Sparse Variant Format (SVAR)#

Motivation#

Typical genomic data formats such as VCF/BCF and PLINK encode genotypes in a dense matrix. However, these matrices are typically extremely sparse (< 1% density), especially with whole genome sequencing or cancer data. To avoid consuming excessive amounts of disk space, these formats use block-wise compression. However, block compressed data can easily create data processing bottlenecks in machine learning applications, where random sampling is required to during training. This was a huge problem during the development of GenVarLoader, for example. By instead using a sparse format, we were able to circumvent compression while keeping the file size on par with an equivalent compressed BCF. As a result, we can memory map the genotypes to work with larger-than-RAM data with random access that is much, much faster than compressed formats. For example, GenVarLoader computes direclty on the SVAR format and this is a major factor in its 1000x speedup over alternative methods.

Creating SVAR files#

from genoray import SparseVar, VCF, PGEN

SparseVar.from_vcf("out.svar", "file.vcf.gz", max_mem="4g")
SparseVar.from_pgen("out.svar", "file.pgen", max_mem="4g")
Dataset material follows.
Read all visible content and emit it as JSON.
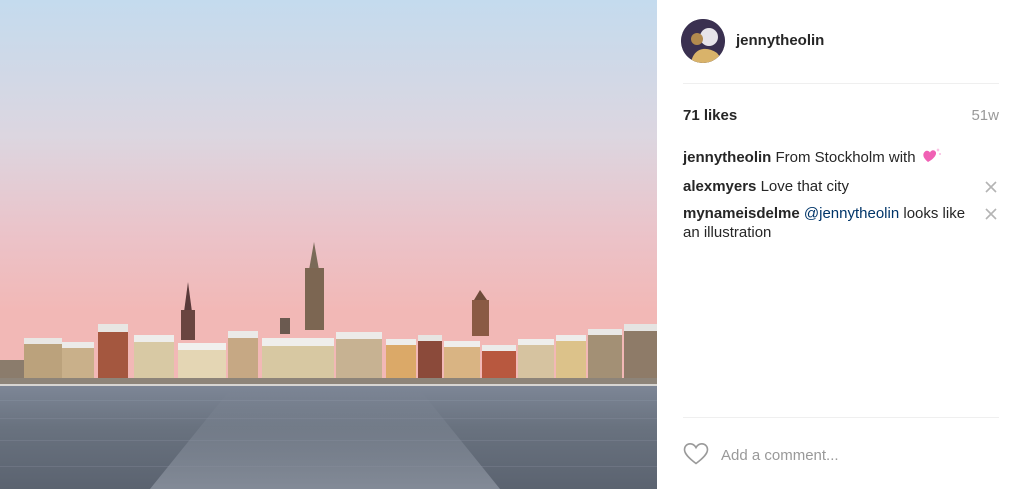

svar = SparseVar("out.svar")

Region/sample-restricted SVAR2 conversion#

SparseVar2.from_vcf, from_pgen, and from_svar1 can all convert directly into a subset of regions and samples. from_vcf_list supports the same regions=/merge_overlapping=/regions_overlap= but has no samples= — each input file is single-sample, so the cohort is defined by the file set itself:

from genoray import SparseVar2

SparseVar2.from_vcf(
    "subset.svar2",
    "cohort.vcf.gz",
    "reference.fa",
    regions=["chr1:1-1000000", ("chr2", 0, 500_000)],
    samples=["HG00096", "HG00097"],
    merge_overlapping=True,
    threads=8,
)

Region strings use bcftools-style 1-based inclusive coordinates and are converted to 0-based half-open intervals. Tuple, BED, and frame inputs are already interpreted as 0-based half-open. samples selects and reorders by name, preserving caller order and deduplicating repeated names by first occurrence.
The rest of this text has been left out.